Businesses are rapidly adding new data sources to Hadoop analytics; these sources can include logging data, clickstream data, customer feedback and sentiment data. Increasingly, the net result is that all this new data going into Hadoop is “gray” – harder to retain or maintain structure, harder to cleanse, harder to determine the location and amount of sensitive data. A sensitive data discovery service helps organizations bring context and protection to this new, co-mingled, raw, noisy data being utilized in Hadoop.

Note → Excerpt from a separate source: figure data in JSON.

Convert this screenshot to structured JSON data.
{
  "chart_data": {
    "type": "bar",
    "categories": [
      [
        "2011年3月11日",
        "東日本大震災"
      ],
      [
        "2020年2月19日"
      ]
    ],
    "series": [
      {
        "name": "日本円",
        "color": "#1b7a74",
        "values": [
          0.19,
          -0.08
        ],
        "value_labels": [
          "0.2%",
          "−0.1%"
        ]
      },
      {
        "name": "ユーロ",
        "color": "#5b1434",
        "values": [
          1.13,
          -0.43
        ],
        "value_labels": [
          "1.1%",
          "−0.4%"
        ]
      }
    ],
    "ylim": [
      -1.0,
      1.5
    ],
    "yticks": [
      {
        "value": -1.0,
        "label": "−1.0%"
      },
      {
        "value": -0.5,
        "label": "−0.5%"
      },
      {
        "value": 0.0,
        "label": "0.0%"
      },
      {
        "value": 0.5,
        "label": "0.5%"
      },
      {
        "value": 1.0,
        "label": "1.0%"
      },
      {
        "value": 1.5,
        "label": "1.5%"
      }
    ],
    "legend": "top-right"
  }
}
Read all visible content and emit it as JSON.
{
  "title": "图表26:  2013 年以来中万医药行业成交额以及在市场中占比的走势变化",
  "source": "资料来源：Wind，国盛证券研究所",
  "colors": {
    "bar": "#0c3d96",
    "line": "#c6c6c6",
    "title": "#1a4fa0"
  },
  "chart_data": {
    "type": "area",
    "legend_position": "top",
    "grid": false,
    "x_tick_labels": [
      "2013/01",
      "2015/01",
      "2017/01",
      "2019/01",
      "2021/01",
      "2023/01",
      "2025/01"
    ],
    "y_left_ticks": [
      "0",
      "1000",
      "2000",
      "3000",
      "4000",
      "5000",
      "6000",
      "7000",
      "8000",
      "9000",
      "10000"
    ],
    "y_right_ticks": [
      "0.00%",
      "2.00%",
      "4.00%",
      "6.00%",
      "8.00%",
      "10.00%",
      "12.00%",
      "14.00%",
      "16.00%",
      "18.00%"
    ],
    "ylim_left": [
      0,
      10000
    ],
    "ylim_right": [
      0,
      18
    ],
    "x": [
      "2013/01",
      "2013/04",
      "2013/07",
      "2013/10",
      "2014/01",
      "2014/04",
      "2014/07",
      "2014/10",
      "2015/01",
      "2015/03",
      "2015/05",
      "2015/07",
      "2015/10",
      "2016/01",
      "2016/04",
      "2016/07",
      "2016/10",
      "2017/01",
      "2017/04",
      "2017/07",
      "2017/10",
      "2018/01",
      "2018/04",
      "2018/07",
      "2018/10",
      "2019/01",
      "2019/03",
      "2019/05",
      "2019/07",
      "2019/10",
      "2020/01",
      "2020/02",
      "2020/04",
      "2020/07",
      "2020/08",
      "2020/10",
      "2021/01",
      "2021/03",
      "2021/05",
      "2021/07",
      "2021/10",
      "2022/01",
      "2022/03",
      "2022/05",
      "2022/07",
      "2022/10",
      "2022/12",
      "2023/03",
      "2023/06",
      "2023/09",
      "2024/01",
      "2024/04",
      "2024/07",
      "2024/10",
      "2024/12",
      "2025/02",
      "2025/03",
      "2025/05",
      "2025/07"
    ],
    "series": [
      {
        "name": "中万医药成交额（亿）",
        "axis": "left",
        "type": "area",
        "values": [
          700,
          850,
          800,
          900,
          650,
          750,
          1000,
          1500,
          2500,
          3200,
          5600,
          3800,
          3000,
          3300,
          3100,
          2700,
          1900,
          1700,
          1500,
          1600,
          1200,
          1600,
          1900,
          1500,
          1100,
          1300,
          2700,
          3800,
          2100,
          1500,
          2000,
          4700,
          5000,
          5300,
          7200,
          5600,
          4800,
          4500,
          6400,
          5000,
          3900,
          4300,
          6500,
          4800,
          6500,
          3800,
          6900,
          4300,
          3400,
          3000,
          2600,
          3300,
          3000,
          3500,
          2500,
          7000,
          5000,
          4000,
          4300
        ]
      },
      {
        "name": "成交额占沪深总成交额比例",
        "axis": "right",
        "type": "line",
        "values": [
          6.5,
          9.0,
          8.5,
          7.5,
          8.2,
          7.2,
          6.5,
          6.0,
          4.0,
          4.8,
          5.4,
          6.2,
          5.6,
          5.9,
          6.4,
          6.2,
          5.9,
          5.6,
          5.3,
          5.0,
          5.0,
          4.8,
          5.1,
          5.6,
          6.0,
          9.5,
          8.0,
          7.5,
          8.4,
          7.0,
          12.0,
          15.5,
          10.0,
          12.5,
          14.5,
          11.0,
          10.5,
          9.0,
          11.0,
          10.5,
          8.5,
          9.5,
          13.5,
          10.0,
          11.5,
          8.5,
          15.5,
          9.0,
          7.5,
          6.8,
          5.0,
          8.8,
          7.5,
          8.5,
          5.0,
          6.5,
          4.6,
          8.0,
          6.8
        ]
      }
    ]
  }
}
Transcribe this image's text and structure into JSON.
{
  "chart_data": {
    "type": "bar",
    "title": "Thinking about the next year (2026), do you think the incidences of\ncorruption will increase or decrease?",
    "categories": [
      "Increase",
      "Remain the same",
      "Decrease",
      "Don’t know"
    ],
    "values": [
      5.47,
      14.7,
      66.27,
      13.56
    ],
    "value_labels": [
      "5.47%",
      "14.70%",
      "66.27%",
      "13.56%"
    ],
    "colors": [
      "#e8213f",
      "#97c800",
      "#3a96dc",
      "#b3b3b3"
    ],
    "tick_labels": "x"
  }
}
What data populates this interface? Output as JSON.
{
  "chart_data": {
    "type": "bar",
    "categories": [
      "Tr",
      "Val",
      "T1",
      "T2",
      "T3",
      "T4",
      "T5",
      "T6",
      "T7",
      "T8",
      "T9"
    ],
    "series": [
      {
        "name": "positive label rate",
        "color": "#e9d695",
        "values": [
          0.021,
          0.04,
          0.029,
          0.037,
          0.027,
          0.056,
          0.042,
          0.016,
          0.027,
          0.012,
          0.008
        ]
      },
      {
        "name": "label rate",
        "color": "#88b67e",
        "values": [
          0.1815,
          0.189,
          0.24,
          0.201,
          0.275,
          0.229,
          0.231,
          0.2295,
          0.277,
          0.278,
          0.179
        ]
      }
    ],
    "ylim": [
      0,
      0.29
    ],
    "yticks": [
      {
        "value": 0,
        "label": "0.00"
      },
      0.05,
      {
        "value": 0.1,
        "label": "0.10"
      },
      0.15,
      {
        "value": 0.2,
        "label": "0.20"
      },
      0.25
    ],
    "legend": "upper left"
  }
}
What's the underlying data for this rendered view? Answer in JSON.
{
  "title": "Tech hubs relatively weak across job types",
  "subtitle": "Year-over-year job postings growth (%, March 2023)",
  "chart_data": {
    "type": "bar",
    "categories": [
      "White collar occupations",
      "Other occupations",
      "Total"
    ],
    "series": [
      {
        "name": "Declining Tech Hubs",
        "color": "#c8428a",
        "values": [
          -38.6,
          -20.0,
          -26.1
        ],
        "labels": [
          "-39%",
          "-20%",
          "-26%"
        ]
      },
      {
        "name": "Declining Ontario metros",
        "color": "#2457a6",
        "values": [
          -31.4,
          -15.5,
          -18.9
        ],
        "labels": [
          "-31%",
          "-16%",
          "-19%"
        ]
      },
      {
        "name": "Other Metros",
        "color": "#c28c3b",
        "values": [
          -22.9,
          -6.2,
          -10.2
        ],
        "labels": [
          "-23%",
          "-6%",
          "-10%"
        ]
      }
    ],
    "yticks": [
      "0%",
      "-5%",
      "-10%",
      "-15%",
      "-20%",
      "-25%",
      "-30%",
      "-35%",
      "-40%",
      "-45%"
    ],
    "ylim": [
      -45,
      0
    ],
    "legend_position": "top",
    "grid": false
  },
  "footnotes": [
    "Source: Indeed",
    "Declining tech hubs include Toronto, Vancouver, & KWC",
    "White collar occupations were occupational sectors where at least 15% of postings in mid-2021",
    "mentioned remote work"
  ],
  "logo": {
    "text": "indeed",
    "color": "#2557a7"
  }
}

The process begins with the definition of a security policy. Organizations select which sensitive elements they need to discover. The rest of the process is automated. Through agents for data ingest (Flume, Sqoop, FTP) as well as agents for at-rest data (HDFS, HIVE, PIG), the Dataguise discovery service analyzes all data and filters and counts sensitive data elements for .txt, csv, logging, AVRO, SequenceFile, as well as common unstructured data formats (Word, Excel, Powerpoint, SMS, Email).
Our encrypt engine runs as an automated process (“agent”) for these data loaders (FTP, FLUME, SQOOP). We also support native field and row encryption inside an HDFS encryption agent. More generically, we have a JAR for invoking encryption and decryption and have built decryption UDFs for Pig, HIVE, and MapReduce.
Dataguise is certified on all three major Hadoop distributions: Cloudera, Hortonworks and MapR. In addition, downloadable Sandbox trials are available on both the Hortonworks and MapR partner websites.Dataguise has production Hadoop customers also using DgSecure for Hadoop with: (Apache Hadoop, Amazon Elastic MapReduce, Pivotal HD).